Pool blue in the history of 20th-century painting is a chapter in itself. It promoted solitude in David Hockney, narcissistic eroticism in Eric Fischl, and continues to exert intense fascination in contemporary painters. Not only the pool as delight, as jouissance, but also the imagery triggered by so many deformations of the body in the effects of light reflections, in the complexity of the mirror. In the mystery of seeing oneself reflected, the plunge is into a deeper blue.
In New York City, Mondrian strove to connect geometry and the city, rhythmic superpositions and primary colors. One consideration is fundamental to understanding this process of abolishing geometry as an image. When asked why he repainted the white parts of the painting countless times, Mondrian responded that he needed to overcome color so that it would produce strength and not create a mere hierarchy. As we observe Alan's careful placement of minimal information on roofs, without completely removing them from the painting, leaving them expressive and geometric, we know that the lessons of presence, force, and information redefined this possibility of using geometry.
From the series "The House," we notice the inside of the dwellings. In the painting "La Foule," titled after a song of the same name performed by Edith Piaf, we see a house outside of chronological time. Elements from different eras are incorporated: furniture with toothpick legs, mirrors like those in the dressing rooms at the Folie Bergere, photographs of modernist houses, and a poster for "Hiroshima Mon Amour," a 1959 film directed by Alain Resnais.

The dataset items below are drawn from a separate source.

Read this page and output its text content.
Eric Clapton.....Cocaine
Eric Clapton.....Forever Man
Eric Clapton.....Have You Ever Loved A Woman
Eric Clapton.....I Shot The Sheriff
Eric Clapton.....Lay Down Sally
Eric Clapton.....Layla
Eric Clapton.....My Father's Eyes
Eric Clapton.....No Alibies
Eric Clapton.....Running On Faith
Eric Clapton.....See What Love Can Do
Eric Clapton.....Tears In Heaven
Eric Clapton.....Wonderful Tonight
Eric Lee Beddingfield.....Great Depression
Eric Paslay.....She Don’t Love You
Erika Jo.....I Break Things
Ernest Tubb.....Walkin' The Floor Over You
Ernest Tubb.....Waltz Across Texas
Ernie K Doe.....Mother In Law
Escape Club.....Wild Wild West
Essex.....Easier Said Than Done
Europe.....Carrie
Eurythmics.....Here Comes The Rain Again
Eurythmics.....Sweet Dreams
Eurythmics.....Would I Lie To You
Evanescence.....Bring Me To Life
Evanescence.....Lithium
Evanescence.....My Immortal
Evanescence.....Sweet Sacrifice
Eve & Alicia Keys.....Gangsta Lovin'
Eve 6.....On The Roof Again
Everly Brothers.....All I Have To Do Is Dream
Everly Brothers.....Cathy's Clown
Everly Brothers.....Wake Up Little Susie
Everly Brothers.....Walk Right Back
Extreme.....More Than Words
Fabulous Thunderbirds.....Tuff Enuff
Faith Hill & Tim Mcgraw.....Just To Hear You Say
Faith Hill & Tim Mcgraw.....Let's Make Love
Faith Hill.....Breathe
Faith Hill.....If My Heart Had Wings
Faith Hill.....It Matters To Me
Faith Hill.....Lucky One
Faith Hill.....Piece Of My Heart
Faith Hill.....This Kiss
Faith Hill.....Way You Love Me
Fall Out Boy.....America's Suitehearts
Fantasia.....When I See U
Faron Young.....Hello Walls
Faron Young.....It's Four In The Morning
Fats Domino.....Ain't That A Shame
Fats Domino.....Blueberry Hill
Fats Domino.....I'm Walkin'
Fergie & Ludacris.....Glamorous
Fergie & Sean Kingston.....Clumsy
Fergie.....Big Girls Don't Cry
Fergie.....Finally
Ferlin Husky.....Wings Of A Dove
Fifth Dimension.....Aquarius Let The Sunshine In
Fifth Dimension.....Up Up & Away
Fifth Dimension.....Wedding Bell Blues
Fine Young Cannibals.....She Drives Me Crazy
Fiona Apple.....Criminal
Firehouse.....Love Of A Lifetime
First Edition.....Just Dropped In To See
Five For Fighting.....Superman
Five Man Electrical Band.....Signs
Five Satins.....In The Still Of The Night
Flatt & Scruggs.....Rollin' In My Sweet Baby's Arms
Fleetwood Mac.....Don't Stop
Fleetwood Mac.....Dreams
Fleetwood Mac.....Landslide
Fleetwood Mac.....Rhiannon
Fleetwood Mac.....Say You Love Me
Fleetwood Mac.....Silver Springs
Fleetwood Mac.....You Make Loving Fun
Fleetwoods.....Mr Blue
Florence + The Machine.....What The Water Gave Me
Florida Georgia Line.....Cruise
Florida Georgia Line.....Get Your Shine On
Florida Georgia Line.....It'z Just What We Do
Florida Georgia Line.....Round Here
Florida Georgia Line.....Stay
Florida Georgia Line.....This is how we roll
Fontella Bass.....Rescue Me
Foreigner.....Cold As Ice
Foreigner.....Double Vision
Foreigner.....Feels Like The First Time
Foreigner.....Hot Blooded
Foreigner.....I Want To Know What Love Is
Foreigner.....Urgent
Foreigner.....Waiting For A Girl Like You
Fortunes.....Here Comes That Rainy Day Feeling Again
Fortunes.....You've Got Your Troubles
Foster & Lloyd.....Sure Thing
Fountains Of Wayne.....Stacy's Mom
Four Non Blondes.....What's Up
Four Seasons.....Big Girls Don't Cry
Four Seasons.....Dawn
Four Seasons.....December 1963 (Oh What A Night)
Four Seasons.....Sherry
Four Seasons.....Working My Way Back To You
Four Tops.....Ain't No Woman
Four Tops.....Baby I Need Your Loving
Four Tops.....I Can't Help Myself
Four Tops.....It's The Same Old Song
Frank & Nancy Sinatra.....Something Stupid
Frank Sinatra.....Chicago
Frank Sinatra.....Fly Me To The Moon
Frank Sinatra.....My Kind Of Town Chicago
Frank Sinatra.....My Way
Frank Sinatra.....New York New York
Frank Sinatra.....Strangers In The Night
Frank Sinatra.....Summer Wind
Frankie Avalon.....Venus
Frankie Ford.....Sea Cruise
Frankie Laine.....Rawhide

In the film, war serves as a metaphor for the characters to activate polarities, victors and vanquished, while love seeks to unite opposing sides. Even though the world was morally shattered and eroded, most of the film takes place between four walls, in the embrace of a forbidden, desecrating couple. In an attempt to create the installation, the black and white of cinema invades the exhibition room with wallpaper in the same duotone that fades the color to undo the painting, enlarging it. Thus, the violet hue of love, of the dressing room walls, of the studio's invention, only occurs in the nucleus where painting is an emission of warmth, of embrace, of involvement. What makes our homes so different, we could respond to Hamilton, more than the appliances, the posters, the TV screen, is the invisible affection we bestow on the things and people with whom we choose to share them.